After being swept by Princeton (19-4, 13-1 Ivy League) earlier this season, the Red (12-12, 6-8 Ivy League) hoped to record a win this weekend against the Ivy League’s top seeded team. The opening sets certainly hinted that this match would not be another reproduction of the Red’s prior three set loss — each of the first four sets were a back and forth affair, with the second and third sets decided by a total margin of four points. After pushing Princeton to a fifth set, Cornell seemed to have a great opportunity to win as they led 9-5 in the decisive set. However, a timeout and subsequent 10-1 run by Princeton would seal their victory as well as the Ivy League title.
“[Despite the loss], it just shows how much we’ve improved over the season and how good this team can be,” Phelps said. “It gets me really excited to think about the future of this program because there isn’t one team that we can’t beat and we’re finally starting to believe that.”
While the impressive five set effort against Princeton starkly contrasted Cornell’s earlier game against the Ivy League champions, its following match against Penn (10-16, 5-9 Ivy League) could not have been more different.

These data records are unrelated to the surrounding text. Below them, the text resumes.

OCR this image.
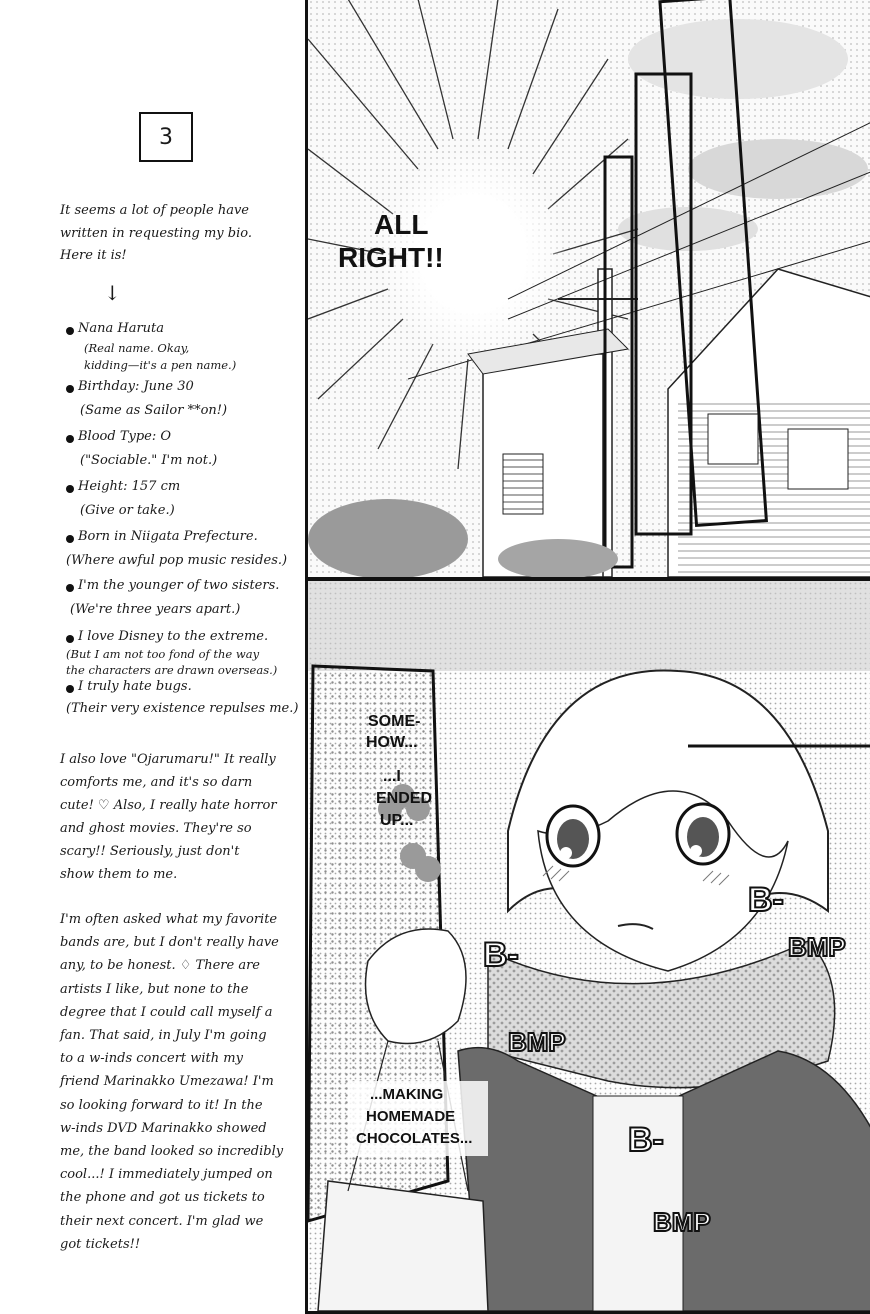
3
It seems a lot of people have
written in requesting my bio.
Here it is!
↓
Nana Haruta
(Real name. Okay,
kidding—it's a pen name.)
Birthday: June 30
(Same as Sailor **on!)
Blood Type: O
("Sociable." I'm not.)
Height: 157 cm
(Give or take.)
Born in Niigata Prefecture.
(Where awful pop music resides.)
I'm the younger of two sisters.
(We're three years apart.)
I love Disney to the extreme.
(But I am not too fond of the way
the characters are drawn overseas.)
I truly hate bugs.
(Their very existence repulses me.)
I also love "Ojarumaru!" It really
comforts me, and it's so darn
cute! ♡ Also, I really hate horror
and ghost movies. They're so
scary!! Seriously, just don't
show them to me.
I'm often asked what my favorite
bands are, but I don't really have
any, to be honest. ♢ There are
artists I like, but none to the
degree that I could call myself a
fan. That said, in July I'm going
to a w-inds concert with my
friend Marinakko Umezawa! I'm
so looking forward to it! In the
w-inds DVD Marinakko showed
me, the band looked so incredibly
cool...! I immediately jumped on
the phone and got us tickets to
their next concert. I'm glad we
got tickets!!
ALL
RIGHT!!
SOME- HOW...
...I ENDED UP...
...MAKING HOMEMADE CHOCOLATES...
B- BMP
B- BMP
B- BMP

In its previous matchup against Penn, Cornell recorded a win after a tightly contested five set match; in its rematch this past Saturday, Cornell followed an eerily similar narrative.
Once again, the Red played a close game where three of the five sets had a margin of victory of four points or less. In the decisive fifth set, players found themselves trailing three times by at least two points. However, Phelps and senior Macey Wilson, both playing in their final career games, would prove critical in the waning moments of the match as they helped overcome the deficit. As the Red trailed 10-8 late in the fifth set, the two would score five of the team’s final seven points, including two consecutive service aces from Phelps and a block from Wilson, to help Cornell win their last game of the season. Notably, in the last career play of the two seniors, Phelps set up a kill for Wilson to win the match.
“We know that Penn digs a lot of balls and will send the ball back, so we knew we had to stay disciplined,” said sophomore Carla Sganderlla. “Most importantly, we had fun. It was our last game of the season and we wanted to win for the seniors especially after the loss at Princeton.”
Phelps finished the Penn match with a double-double of 38 assists and 19 digs, and Wilson finished with team-high nine kills and an impressive .500 hitting percentage. In addition, junior Kiley McPeek recorded an impressive match-high 25 digs while freshman Jenna Phelps posted seven blocks.
“It was a great weekend for Cornell volleyball and a great one to end on,” Phelps said.
With the performances from these final games, Phelps and Wilson have certainly made their mark in Cornell record books. Phelps concludes her Cornell career ranked second all-time in assists (3,181), 19th in Big Red history in digs (718), and 19th block assists (160). Wilson concludes her Cornell career ranked third in block assists (309), fifth in total blocks (359), fifth in hitting percentage (.286), 12th in solo blocks (50), and 15th in kills (629).
“[We] finished with a win against Penn to have one of the best records for Cornell in ten years,” Phelps said. “Given the last couple of years I am so proud and excited for this team. We are a team in every sense of the word – on and off the court – and I truly believe this program is headed in the right direction. Macey and I are so proud to have been a changing force.”